Bauersachs was awarded the Oskar-Lapp Award (2001) and the Albert-Fraenkel-Award (2004) from the German cardiac Society. In 2018, he received the Paul-Morawitz Award from the same society. Also, in the year 2006, he received the Parmley-Award from the American college of cardiology. His additional awards include the Bernard and Joan Marshall Distinguished Investigator Award (2012). He served as a President of ESAC Germany (European Section of Aldosterone Council) Association.

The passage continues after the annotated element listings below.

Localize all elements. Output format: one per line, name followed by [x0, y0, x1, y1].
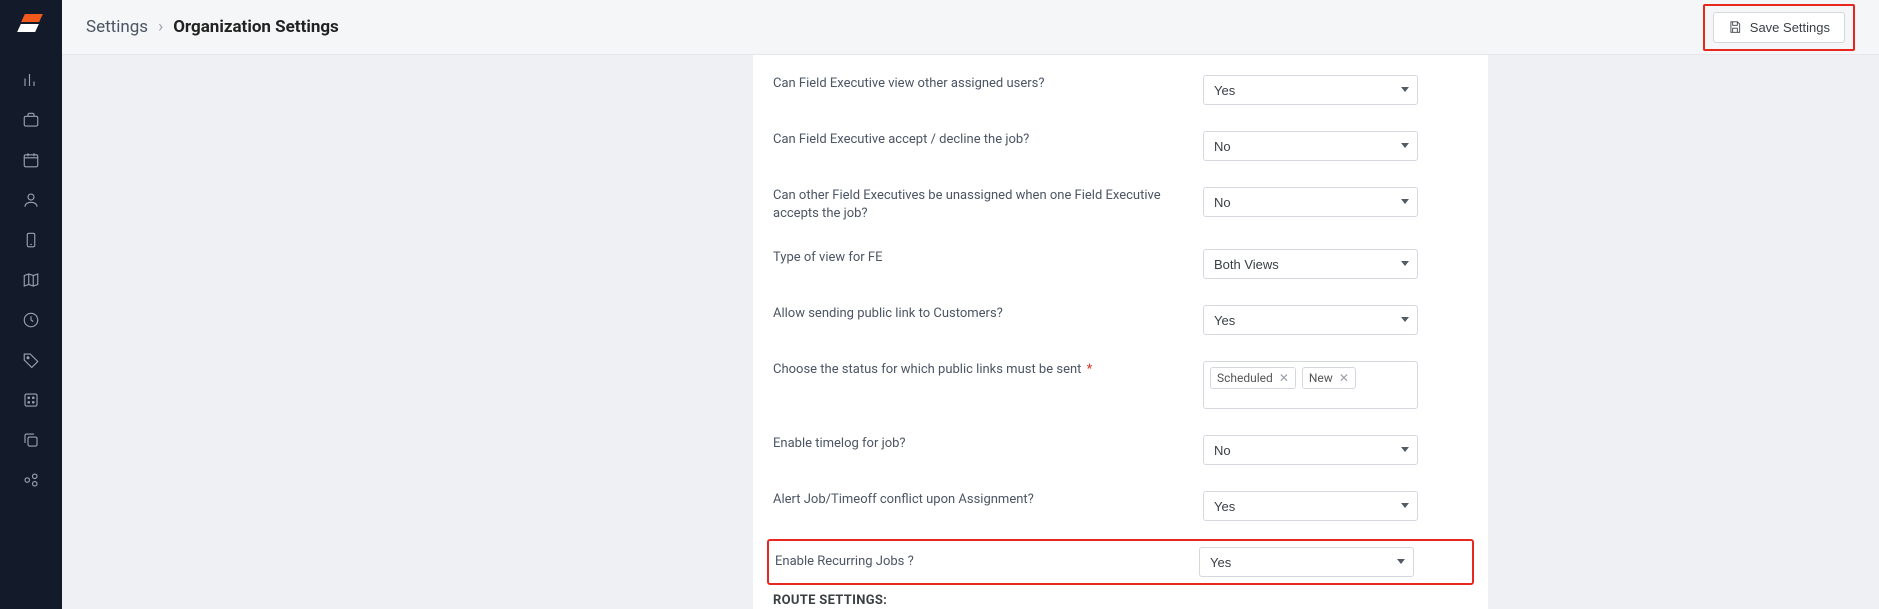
breadcrumb-current: Organization Settings: [173, 17, 339, 37]
status-tags-input[interactable]: Scheduled✕ New✕: [1203, 361, 1418, 409]
tag-icon: [22, 351, 40, 369]
breadcrumb-root[interactable]: Settings: [86, 17, 148, 37]
settings-panel: Can Field Executive view other assigned …: [753, 55, 1488, 609]
link-icon: [22, 471, 40, 489]
setting-row: Type of view for FE: [773, 243, 1468, 299]
breadcrumb: Settings › Organization Settings: [86, 17, 339, 37]
setting-label: Choose the status for which public links…: [773, 361, 1203, 379]
section-title-route: ROUTE SETTINGS:: [773, 593, 1468, 608]
setting-row: Can Field Executive view other assigned …: [773, 69, 1468, 125]
status-tag: Scheduled✕: [1210, 367, 1296, 389]
setting-row: Can other Field Executives be unassigned…: [773, 181, 1468, 243]
setting-label: Type of view for FE: [773, 249, 1203, 267]
phone-icon: [22, 231, 40, 249]
chevron-right-icon: ›: [158, 17, 163, 37]
save-highlight: Save Settings: [1703, 4, 1855, 51]
setting-row: Can Field Executive accept / decline the…: [773, 125, 1468, 181]
bar-chart-icon: [22, 71, 40, 89]
tag-remove-icon[interactable]: ✕: [1339, 372, 1349, 384]
briefcase-icon: [22, 111, 40, 129]
clock-icon: [22, 311, 40, 329]
setting-label: Can Field Executive accept / decline the…: [773, 131, 1203, 149]
map-icon: [22, 271, 40, 289]
nav-device[interactable]: [0, 220, 62, 260]
nav-time[interactable]: [0, 300, 62, 340]
page-header: Settings › Organization Settings Save Se…: [62, 0, 1879, 55]
setting-select-view-users[interactable]: [1203, 75, 1418, 105]
tag-remove-icon[interactable]: ✕: [1279, 372, 1289, 384]
setting-select-accept-decline[interactable]: [1203, 131, 1418, 161]
setting-row: Allow sending public link to Customers?: [773, 299, 1468, 355]
nav-copy[interactable]: [0, 420, 62, 460]
setting-select-timelog[interactable]: [1203, 435, 1418, 465]
calendar-icon: [22, 151, 40, 169]
setting-label: Alert Job/Timeoff conflict upon Assignme…: [773, 491, 1203, 509]
setting-select-public-link[interactable]: [1203, 305, 1418, 335]
setting-label: Enable timelog for job?: [773, 435, 1203, 453]
grid-icon: [22, 391, 40, 409]
required-asterisk: *: [1083, 362, 1092, 377]
save-icon: [1728, 20, 1742, 34]
content-area: Can Field Executive view other assigned …: [62, 55, 1879, 609]
nav-grid[interactable]: [0, 380, 62, 420]
setting-label: Can Field Executive view other assigned …: [773, 75, 1203, 93]
setting-row-recurring-highlight: Enable Recurring Jobs ?: [767, 539, 1474, 585]
nav-dashboard[interactable]: [0, 60, 62, 100]
user-icon: [22, 191, 40, 209]
app-logo: [17, 10, 45, 38]
setting-label: Enable Recurring Jobs ?: [775, 553, 1199, 571]
status-tag: New✕: [1302, 367, 1356, 389]
copy-icon: [22, 431, 40, 449]
setting-row: Alert Job/Timeoff conflict upon Assignme…: [773, 485, 1468, 541]
save-settings-button[interactable]: Save Settings: [1713, 12, 1845, 43]
nav-integrations[interactable]: [0, 460, 62, 500]
setting-label: Allow sending public link to Customers?: [773, 305, 1203, 323]
nav-users[interactable]: [0, 180, 62, 220]
setting-select-unassign[interactable]: [1203, 187, 1418, 217]
setting-select-conflict-alert[interactable]: [1203, 491, 1418, 521]
save-button-label: Save Settings: [1750, 20, 1830, 35]
nav-map[interactable]: [0, 260, 62, 300]
setting-select-recurring-jobs[interactable]: [1199, 547, 1414, 577]
setting-label: Can other Field Executives be unassigned…: [773, 187, 1203, 223]
setting-row: Choose the status for which public links…: [773, 355, 1468, 429]
nav-jobs[interactable]: [0, 100, 62, 140]
nav-calendar[interactable]: [0, 140, 62, 180]
sidebar: [0, 0, 62, 609]
nav-tags[interactable]: [0, 340, 62, 380]
setting-row: Enable timelog for job?: [773, 429, 1468, 485]
setting-select-view-type[interactable]: [1203, 249, 1418, 279]
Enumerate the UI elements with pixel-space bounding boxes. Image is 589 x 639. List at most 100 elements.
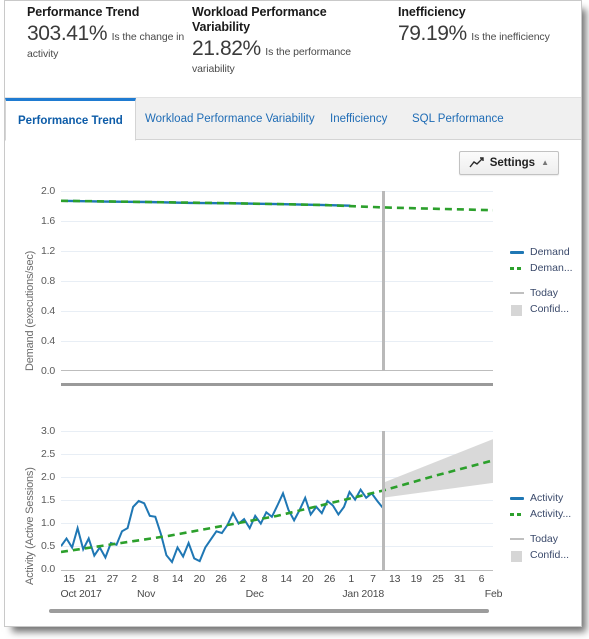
legend-label: Deman... xyxy=(530,262,573,274)
kpi-title: Workload Performance Variability xyxy=(192,5,327,34)
kpi-title: Inefficiency xyxy=(398,5,466,19)
legend-item[interactable]: Today xyxy=(510,285,573,301)
legend-item[interactable]: Activity... xyxy=(510,506,571,522)
x-tick-label: 25 xyxy=(432,573,444,585)
tab-workload-performance-variability[interactable]: Workload Performance Variability xyxy=(133,98,327,140)
kpi-workload-performance-variability: Workload Performance Variability 21.82% … xyxy=(192,5,377,77)
kpi-summary-strip: Performance Trend 303.41% Is the change … xyxy=(5,1,581,98)
x-axis-month-label: Jan 2018 xyxy=(342,588,384,600)
x-axis-month-label: Feb xyxy=(484,588,503,600)
settings-button-label: Settings xyxy=(489,157,536,169)
y-tick-label: 0.4 xyxy=(41,305,55,317)
legend-label: Today xyxy=(530,287,559,299)
kpi-caption: Is the inefficiency xyxy=(471,31,550,43)
legend-item[interactable]: Confid... xyxy=(510,547,571,563)
tab-label: Workload Performance Variability xyxy=(145,113,315,125)
chart-activity-series-svg xyxy=(61,439,493,564)
legend-item[interactable]: Today xyxy=(510,531,571,547)
x-tick-label: 19 xyxy=(410,573,422,585)
y-tick-label: 2.5 xyxy=(41,448,55,460)
line-chart-icon xyxy=(469,157,484,169)
legend-swatch-today-line-icon xyxy=(510,288,524,298)
x-axis-month-label: Dec xyxy=(245,588,264,600)
x-tick-label: 26 xyxy=(323,573,336,585)
legend-label: Confid... xyxy=(530,303,570,315)
x-tick-label: 8 xyxy=(152,573,159,585)
kpi-value: 79.19% xyxy=(398,22,467,45)
x-tick-label: 20 xyxy=(302,573,314,585)
x-tick-label: 15 xyxy=(63,573,75,585)
y-tick-label: 2.0 xyxy=(41,471,55,483)
y-tick-label: 2.0 xyxy=(41,185,55,197)
x-tick-label: 8 xyxy=(261,573,268,585)
y-tick-label: 0.0 xyxy=(41,365,55,377)
chart-activity-legend: Activity Activity... Today Confid... xyxy=(510,490,571,563)
settings-button[interactable]: Settings ▲ xyxy=(458,151,559,175)
legend-swatch-solid-line-icon xyxy=(510,247,524,257)
legend-item[interactable]: Deman... xyxy=(510,260,573,276)
legend-swatch-today-line-icon xyxy=(510,534,524,544)
kpi-body: 21.82% Is the performance variability xyxy=(192,38,377,77)
kpi-title: Performance Trend xyxy=(27,5,140,19)
tab-sql-performance[interactable]: SQL Performance xyxy=(400,98,516,140)
x-tick-label: 26 xyxy=(215,573,227,585)
chart-activity-plot-area: 3.0 2.5 2.0 1.5 1.0 0.5 0.0 xyxy=(41,425,493,575)
x-axis-month-label: Nov xyxy=(137,588,156,600)
legend-item[interactable]: Activity xyxy=(510,490,571,506)
y-tick-label: 0.8 xyxy=(41,275,55,287)
legend-swatch-dashed-line-icon xyxy=(510,263,524,273)
y-tick-label: 1.2 xyxy=(41,245,55,257)
chart-activity-y-axis-label: Activity (Active Sessions) xyxy=(24,467,36,585)
kpi-value: 303.41% xyxy=(27,22,108,45)
y-tick-label: 1.5 xyxy=(41,494,55,506)
x-tick-label: 31 xyxy=(454,573,466,585)
y-tick-label: 0.4 xyxy=(41,335,55,347)
x-tick-label: 27 xyxy=(106,573,119,585)
legend-label: Activity... xyxy=(530,508,572,520)
kpi-body: 303.41% Is the change in activity xyxy=(27,23,187,62)
tab-bar: Performance Trend Workload Performance V… xyxy=(5,98,581,141)
tab-performance-trend[interactable]: Performance Trend xyxy=(5,98,136,141)
screenshot-root: Performance Trend 303.41% Is the change … xyxy=(0,0,589,639)
chart-demand-legend: Demand Deman... Today Confid... xyxy=(510,244,573,317)
y-tick-label: 1.6 xyxy=(41,215,55,227)
chevron-up-icon: ▲ xyxy=(541,158,549,167)
x-tick-label: 20 xyxy=(193,573,205,585)
x-tick-label: 14 xyxy=(280,573,292,585)
kpi-performance-trend: Performance Trend 303.41% Is the change … xyxy=(27,5,187,62)
chart-demand-bottom-rule xyxy=(61,383,493,386)
legend-label: Confid... xyxy=(530,549,570,561)
x-tick-label: 13 xyxy=(388,573,401,585)
legend-label: Activity xyxy=(530,492,564,504)
y-tick-label: 3.0 xyxy=(41,425,55,437)
chart-demand-plot-area: 2.0 1.6 1.2 0.8 0.4 0.4 0.0 xyxy=(41,185,493,377)
dashboard-panel: Performance Trend 303.41% Is the change … xyxy=(4,0,582,627)
kpi-value: 21.82% xyxy=(192,37,261,60)
x-tick-label: 14 xyxy=(171,573,184,585)
horizontal-scrollbar[interactable] xyxy=(49,609,489,613)
tab-inefficiency[interactable]: Inefficiency xyxy=(318,98,399,140)
y-tick-label: 0.5 xyxy=(41,540,55,552)
legend-swatch-confidence-box-icon xyxy=(510,304,524,316)
chart-demand-series-svg xyxy=(61,199,493,212)
legend-label: Today xyxy=(530,533,559,545)
x-tick-label: 21 xyxy=(85,573,97,585)
x-axis: 15 21 27 2 8 14 20 26 2 8 14 20 26 1 7 13 19 25 31 6 Oct 201… xyxy=(60,573,502,611)
legend-swatch-dashed-line-icon xyxy=(510,509,524,519)
today-marker-line xyxy=(382,431,385,571)
x-tick-label: 1 xyxy=(348,573,355,585)
x-tick-label: 6 xyxy=(478,573,485,585)
legend-item[interactable]: Confid... xyxy=(510,301,573,317)
tab-label: SQL Performance xyxy=(412,113,504,125)
x-tick-label: 2 xyxy=(239,573,246,585)
kpi-body: 79.19% Is the inefficiency xyxy=(398,23,578,45)
x-tick-label: 2 xyxy=(131,573,137,585)
tab-label: Performance Trend xyxy=(18,114,123,127)
legend-label: Demand xyxy=(530,246,570,258)
chart-demand-y-axis-label: Demand (executions/sec) xyxy=(24,250,36,371)
legend-item[interactable]: Demand xyxy=(510,244,573,260)
x-tick-label: 7 xyxy=(370,573,376,585)
legend-swatch-solid-line-icon xyxy=(510,493,524,503)
y-tick-label: 0.0 xyxy=(41,563,55,575)
x-axis-month-label: Oct 2017 xyxy=(60,588,102,600)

Bauersachs is a Fellow of the American Heart Association, the European Society of Cardiology (ESC), and the European Society of Cardiology's Heart Failure Association (HFA).

== Publications ==

- The struggle towards a Universal Definition of Heart Failure-how to proceed?

- Molecular Imaging Identifies Fibroblast Activation Beyond the Infarct Region After Acute Myocardial Infarction.

- Risk stratification and management of women with cardiomyopathy / heart failure planning pregnancy or presenting during / after pregnancy: a position statement from the Heart Failure Association of the European Society of Cardiology Study Group on Peripartum Cardiomyopathy.